Мужчина вошел с ней в высокие распахнутые двери, пронес по расписному сводчатому коридору, затем в обширную залу, осторожно опустил на обитую бархатом скамью… И вот тут Ксения впервые стала подозревать, что чудо происходит наяву. Ибо она оказалась в трапезной. Длинные столы, укрытые бархатными скатертями, заставленные золотыми блюдами, серебряными кувшинами и кубками, сверкающими от множества самоцветов. За этими столами во многих местах сидели бояре – кто в ферязях, кто в шелковых рубахах, и почти все уже без шапок. Сбившиеся по двое, по трое мужчины громко, но беззлобно спорили между собой, пили вино и янтарный мед, закусывали убоиной, яблоками и копченой рыбой, толкали спящих на лавках приятелей, призывая к разговору или выпивке.

Боярская дочь видела подобное уже не один раз. Такое неизменно случалось на второй-третий день долгих помещичьих пирушек. К первому из рассветов некоторые из гостей, не выдержав усталости, начинают отходить от стола и, притулившись на лавках у стен или на широких подоконниках, тихо кемарят. Потом так же поступают гости покрепче, затем самые крепкие, потом крепчайшие из здоровых, но к этому часу просыпаются первые из сдавшихся, снова подсаживаются к столу, включаются в разговор и тянутся к угощению… И вскоре все выглядит именно так, как здесь: часть бояр спит, часть веселится, часть ни то ни се – хмельные и бестолковые. И на сон все это не походило уже ни капельки.

– Ты проиграл, признай! – громко провозгласил князь Шуйский, входя в трапезную следом за хозяином дома. – Мой Архан примчался настолько раньше, что успел остыть еще до твоего появления!

– Ныне куда важнее, Василий Иванович, нет ли у сей красавицы серьезных ран, – опустился возле Ксении на колено ее герой. – Ты смотри, рукав левый у кафтана почти оторван, да еще и под воротником сукно вспорото!

– Где?! – встревожилась женщина.

– Снимай! – скомандовал витязь. – Дворне отдам, пусть залатают.

– Как снимай? – растерялась Ксения.

– Через рукава! – расхохотался мужчина. – Отдам охабень твой слугам, тебе шубу подарю!

– Не надо отдавать, – мотнула головой Ксения. – Как я сию пропажу отцу с матушкой объясню?

– Ну, не хочешь, не надо. Ан все едино снимай. Его залатать надобно, тебя осмотреть.

– Да она замерзла верно, Федор Никитич! – внезапно вступилась за гостью круглолицая женщина в синем бархатном сарафане, с тремя нитями жемчуга на груди.

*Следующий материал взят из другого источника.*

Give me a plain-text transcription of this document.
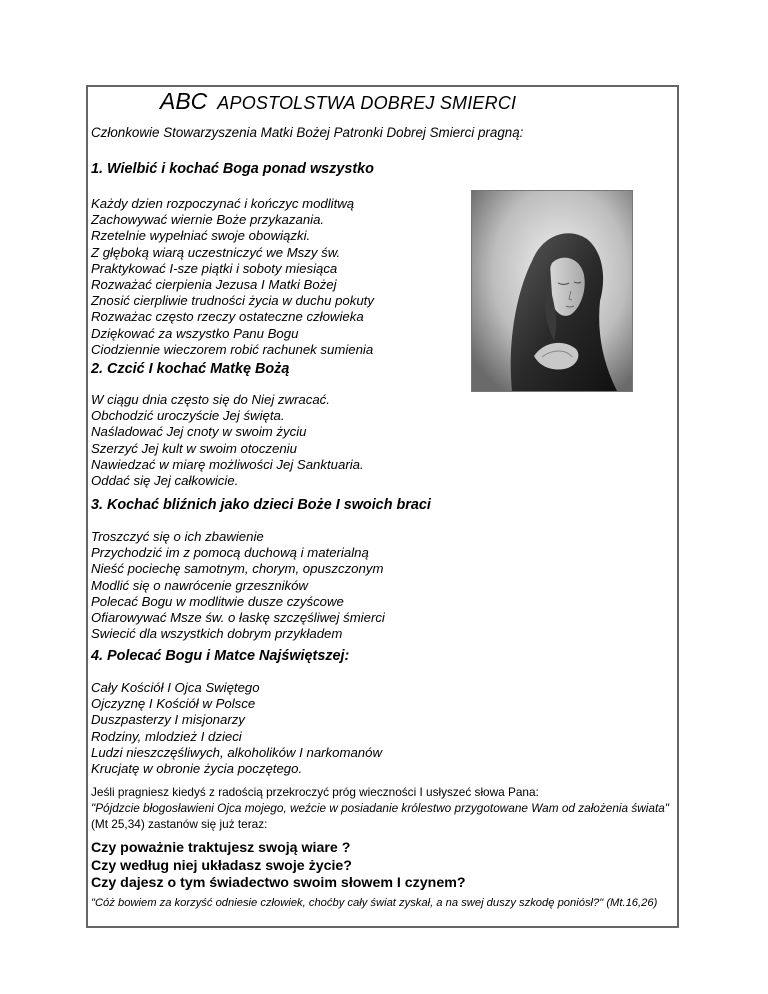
ABC APOSTOLSTWA DOBREJ SMIERCI
Członkowie Stowarzyszenia Matki Bożej Patronki Dobrej Smierci pragną:
1. Wielbić i kochać Boga ponad wszystko
Każdy dzien rozpoczynać i kończyc modlitwą
Zachowywać wiernie Boże przykazania.
Rzetelnie wypełniać swoje obowiązki.
Z głęboką wiarą uczestniczyć we Mszy św.
Praktykować I-sze piątki i soboty miesiąca
Rozważać cierpienia Jezusa I Matki Bożej
Znosić cierpliwie trudności życia w duchu pokuty
Rozważac często rzeczy ostateczne człowieka
Dziękować za wszystko Panu Bogu
Ciodziennie wieczorem robić rachunek sumienia
2. Czcić I kochać Matkę Bożą
W ciągu dnia często się do Niej zwracać.
Obchodzić uroczyście Jej święta.
Naśladować Jej cnoty w swoim życiu
Szerzyć Jej kult w swoim otoczeniu
Nawiedzać w miarę możliwości Jej Sanktuaria.
Oddać się Jej całkowicie.
3. Kochać bliźnich jako dzieci Boże I swoich braci
Troszczyć się o ich zbawienie
Przychodzić im z pomocą duchową i materialną
Nieść pociechę samotnym, chorym, opuszczonym
Modlić się o nawrócenie grzeszników
Polecać Bogu w modlitwie dusze czyścowe
Ofiarowywać Msze św. o łaskę szczęśliwej śmierci
Swiecić dla wszystkich dobrym przykładem
4. Polecać Bogu i Matce Najświętszej:
Cały Kościół I Ojca Swiętego
Ojczyznę I Kościół w Polsce
Duszpasterzy I misjonarzy
Rodziny, mlodzież I dzieci
Ludzi nieszczęśliwych, alkoholików I narkomanów
Krucjatę w obronie życia poczętego.
Jeśli pragniesz kiedyś z radością przekroczyć próg wieczności I usłyszeć słowa Pana:
"Pójdzcie błogosławieni Ojca mojego, weźcie w posiadanie królestwo przygotowane Wam od założenia świata" (Mt 25,34) zastanów się już teraz:
Czy poważnie traktujesz swoją wiare ?
Czy według niej układasz swoje życie?
Czy dajesz o tym świadectwo swoim słowem I czynem?
"Cóż bowiem za korzyść odniesie człowiek, choćby cały świat zyskał, a na swej duszy szkodę poniósł?" (Mt.16,26)
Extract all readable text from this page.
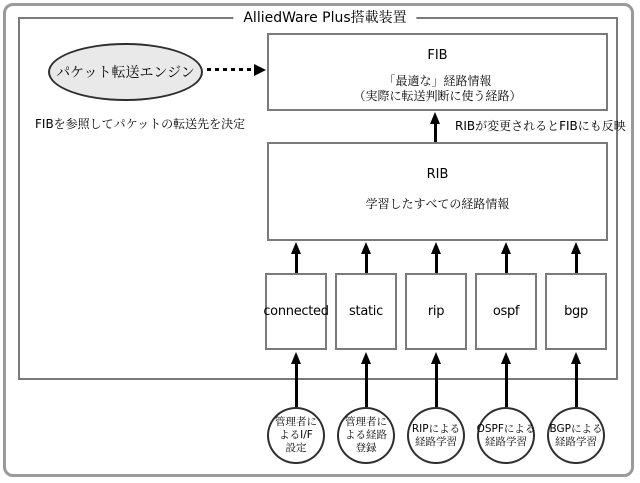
AlliedWare Plus搭載装置
パケット転送エンジン
FIBを参照してパケットの転送先を決定
FIB
「最適な」経路情報
（実際に転送判断に使う経路）
RIBが変更されるとFIBにも反映
RIB
学習したすべての経路情報
connected static	rip	ospf	bgp
管理者に
よるI/F
設定
管理者に
よる経路
登録
RIPによる
経路学習
OSPFによる
経路学習
BGPによる
経路学習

Кожа – белая, глаза – изумруды, щеки розовые, губы большие и алые, густые черные брови; плечи широкие, стан узкий, платье самоцветами усыпано. Истинно сказочная княжна!

– Февраль ведь на улице, морозы-то какие! – напомнила «сказочная княжна». – Вот, милая, возьми… Выпей, согрейся!

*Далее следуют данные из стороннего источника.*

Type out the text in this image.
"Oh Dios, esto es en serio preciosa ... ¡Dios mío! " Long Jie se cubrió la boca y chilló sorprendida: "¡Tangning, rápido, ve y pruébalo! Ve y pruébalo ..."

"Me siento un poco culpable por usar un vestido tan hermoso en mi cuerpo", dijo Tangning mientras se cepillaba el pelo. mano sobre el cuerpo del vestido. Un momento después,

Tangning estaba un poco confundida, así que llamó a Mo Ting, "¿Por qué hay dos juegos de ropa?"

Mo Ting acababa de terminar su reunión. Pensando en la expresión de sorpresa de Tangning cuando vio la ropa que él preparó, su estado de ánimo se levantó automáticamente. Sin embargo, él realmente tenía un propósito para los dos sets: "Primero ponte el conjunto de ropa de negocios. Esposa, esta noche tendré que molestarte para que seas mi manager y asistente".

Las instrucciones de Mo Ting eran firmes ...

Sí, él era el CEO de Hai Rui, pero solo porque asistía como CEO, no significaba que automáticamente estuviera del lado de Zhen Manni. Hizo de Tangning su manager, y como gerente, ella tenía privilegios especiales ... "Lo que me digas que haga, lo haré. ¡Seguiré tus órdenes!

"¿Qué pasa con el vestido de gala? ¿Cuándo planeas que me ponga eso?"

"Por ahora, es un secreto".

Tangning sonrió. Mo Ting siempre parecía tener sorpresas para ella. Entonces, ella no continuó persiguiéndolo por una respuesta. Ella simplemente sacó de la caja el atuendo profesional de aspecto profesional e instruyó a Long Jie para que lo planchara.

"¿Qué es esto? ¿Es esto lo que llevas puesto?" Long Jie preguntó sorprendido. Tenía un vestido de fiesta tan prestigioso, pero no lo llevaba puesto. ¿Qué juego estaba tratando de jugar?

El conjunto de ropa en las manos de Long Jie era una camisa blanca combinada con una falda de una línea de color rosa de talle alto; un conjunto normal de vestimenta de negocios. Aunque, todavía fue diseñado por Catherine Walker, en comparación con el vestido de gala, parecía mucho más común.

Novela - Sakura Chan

Красавица протянула Ксении серебряный, покрытый яркой эмалью ковш, полный темной, как кровь, и пахнущей корицей жидкостью. Гостья взяла угощение, поднесла к губам… И только после нескольких глотков поняла, что это вовсе не сбитень, как она ожидала, а горячее донельзя, сладкое немецкое вино с пряными приправами! Обжигающий хмель жадно ворвался в действительно остывшее после долгой прогулки тело, стремительно наполнил жилы, ударил в голову, зашумел, закружил, успокаивая тревоги, расслабляя и убаюкивая, возвращая женщине ощущение полусбывшейся сказки. Щеки гостьи порозовели, дыхание выровнялось, на губах появилась улыбка.

– Легче? – забрала опустевший ковшик княгиня.

Ксения кивнула, чуть поколебалась, а затем расстегнула крючки на груди и скинула охабень на лавку рядом с собой, оставшись в сарафане из бежевого тонкого сукна с вышивкой на груди и в круглой горностаевой шапке.